傳言雍親王憐惜心善柔弱的年側福晉,對向來尊重的嫡福晉動了真怒。除了将嫡福晉房內貴重的一套彩瓷茶具給摔得四分五裂,還放下重話,不許嫡福晉再插手幹涉年側福晉院子中的一切事物。據王府內的侍女所傳,年氏被福晉假公濟私的斥罵,待得雍親王趕回府中時,情不自禁的淚流滿面,急急奔向雍親王的懷抱。而一向肅重的雍親王爺,也無法在如花愛妾面前擺下重臉。當下,就擁佳人在懷溫言撫慰。向來嬌弱的年側福晉,又怎堪如此大起大落,就此暈在雍親王的懷中。

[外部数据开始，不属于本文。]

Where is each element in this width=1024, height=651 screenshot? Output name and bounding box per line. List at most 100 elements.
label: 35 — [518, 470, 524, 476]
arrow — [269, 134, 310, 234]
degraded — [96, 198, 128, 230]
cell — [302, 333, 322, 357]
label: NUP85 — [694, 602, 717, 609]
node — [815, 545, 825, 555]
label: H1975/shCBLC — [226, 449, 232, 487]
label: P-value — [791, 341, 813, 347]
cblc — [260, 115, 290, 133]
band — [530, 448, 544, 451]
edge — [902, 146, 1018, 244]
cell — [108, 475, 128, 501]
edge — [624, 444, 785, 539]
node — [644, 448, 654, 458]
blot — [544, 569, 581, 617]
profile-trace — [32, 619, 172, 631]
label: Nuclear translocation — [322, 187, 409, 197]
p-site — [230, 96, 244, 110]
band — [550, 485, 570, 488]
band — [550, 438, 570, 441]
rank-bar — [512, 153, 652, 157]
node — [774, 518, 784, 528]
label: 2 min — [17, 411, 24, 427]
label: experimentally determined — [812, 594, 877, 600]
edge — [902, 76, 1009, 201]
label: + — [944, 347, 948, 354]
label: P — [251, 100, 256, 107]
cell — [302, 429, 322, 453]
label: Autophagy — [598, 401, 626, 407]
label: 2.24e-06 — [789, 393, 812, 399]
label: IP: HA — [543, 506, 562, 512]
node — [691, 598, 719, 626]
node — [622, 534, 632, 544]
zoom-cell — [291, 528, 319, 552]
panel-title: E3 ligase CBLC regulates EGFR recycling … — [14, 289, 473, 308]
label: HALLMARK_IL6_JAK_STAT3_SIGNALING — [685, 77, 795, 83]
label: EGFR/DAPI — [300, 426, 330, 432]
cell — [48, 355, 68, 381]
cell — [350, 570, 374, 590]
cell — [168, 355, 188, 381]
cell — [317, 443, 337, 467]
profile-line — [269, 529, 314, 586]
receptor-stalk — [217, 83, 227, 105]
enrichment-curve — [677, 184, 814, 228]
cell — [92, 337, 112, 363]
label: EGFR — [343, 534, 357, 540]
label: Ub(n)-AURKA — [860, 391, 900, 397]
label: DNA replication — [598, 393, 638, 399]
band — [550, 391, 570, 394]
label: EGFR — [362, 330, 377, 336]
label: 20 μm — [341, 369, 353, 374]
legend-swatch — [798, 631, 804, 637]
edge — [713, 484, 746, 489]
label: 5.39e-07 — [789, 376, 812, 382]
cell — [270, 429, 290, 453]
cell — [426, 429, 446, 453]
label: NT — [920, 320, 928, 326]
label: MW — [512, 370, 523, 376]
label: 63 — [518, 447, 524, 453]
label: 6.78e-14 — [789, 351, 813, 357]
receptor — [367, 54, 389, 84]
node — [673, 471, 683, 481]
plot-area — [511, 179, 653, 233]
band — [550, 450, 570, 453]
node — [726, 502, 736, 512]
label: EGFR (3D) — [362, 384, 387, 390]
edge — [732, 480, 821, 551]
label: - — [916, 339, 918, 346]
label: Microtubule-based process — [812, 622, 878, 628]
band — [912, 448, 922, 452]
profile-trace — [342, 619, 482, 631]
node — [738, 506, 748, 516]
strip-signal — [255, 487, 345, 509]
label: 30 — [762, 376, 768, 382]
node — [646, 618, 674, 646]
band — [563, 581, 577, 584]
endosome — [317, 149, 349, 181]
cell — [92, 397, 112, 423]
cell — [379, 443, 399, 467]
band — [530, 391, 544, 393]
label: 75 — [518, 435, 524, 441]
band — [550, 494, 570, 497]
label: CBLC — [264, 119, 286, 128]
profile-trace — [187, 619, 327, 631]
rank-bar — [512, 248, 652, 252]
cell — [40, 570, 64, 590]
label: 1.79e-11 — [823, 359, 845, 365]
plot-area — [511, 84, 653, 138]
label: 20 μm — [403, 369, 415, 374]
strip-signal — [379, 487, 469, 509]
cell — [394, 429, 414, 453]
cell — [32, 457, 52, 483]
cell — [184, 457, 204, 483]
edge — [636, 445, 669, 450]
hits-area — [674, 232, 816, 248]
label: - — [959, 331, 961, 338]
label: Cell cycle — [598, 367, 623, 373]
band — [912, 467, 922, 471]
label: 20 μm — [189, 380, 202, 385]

雍親王見狀,又急又怒,急召太醫數名。後卻意外診出年側福晉身有喜脈。大喜之下,因擔心體弱的年側福晉無法安心養胎,便嚴令李側福晉全權負責照料年氏。 就連育有阿哥的鈕祜祿側福晉,都被逼得稱病,還被發配到郊外的莊子上。正是擔心她沖撞到了此時身懷有孕的年氏。
如此盛寵,一時間,滿京城的人都對年氏感到豔羨不已。對這次棋差一着的嫡福晉和鈕祜祿氏,嘲諷刺笑者、同情憐惜者,皆有之。
而雍親王府後宅的流言,不僅前所未聞,又如此讓人津津樂道,不知不覺間,所謂浪□子的傳言,早已無人對其感興趣。畢竟雍親王是衆所皆知的冷面王,大夥兒對八福晉的善妒、五福晉的無寵、十四福晉的無能、等等都已耳熟能詳,卻從來也沒能聽到一點四福晉的難聽話。此時方知,原來四福晉也不是那麽賢德善良,她也會嫉妒,她也會排除異己。
被遺忘的傳言中的女主角,此時卻待在郊外的莊子上,坐在地上的一個小木樁上。懷裏抱着早已長得很笨重的辛巴,一手輕撫着辛巴的頭,另一手溫柔的梳理着辛巴身上的毛,嘴裏喃喃自語着:
"至今府裏的人一個也沒見着,竟感覺全身都不對勁似的。也不知道幾個孩子晚上睡得好不好?"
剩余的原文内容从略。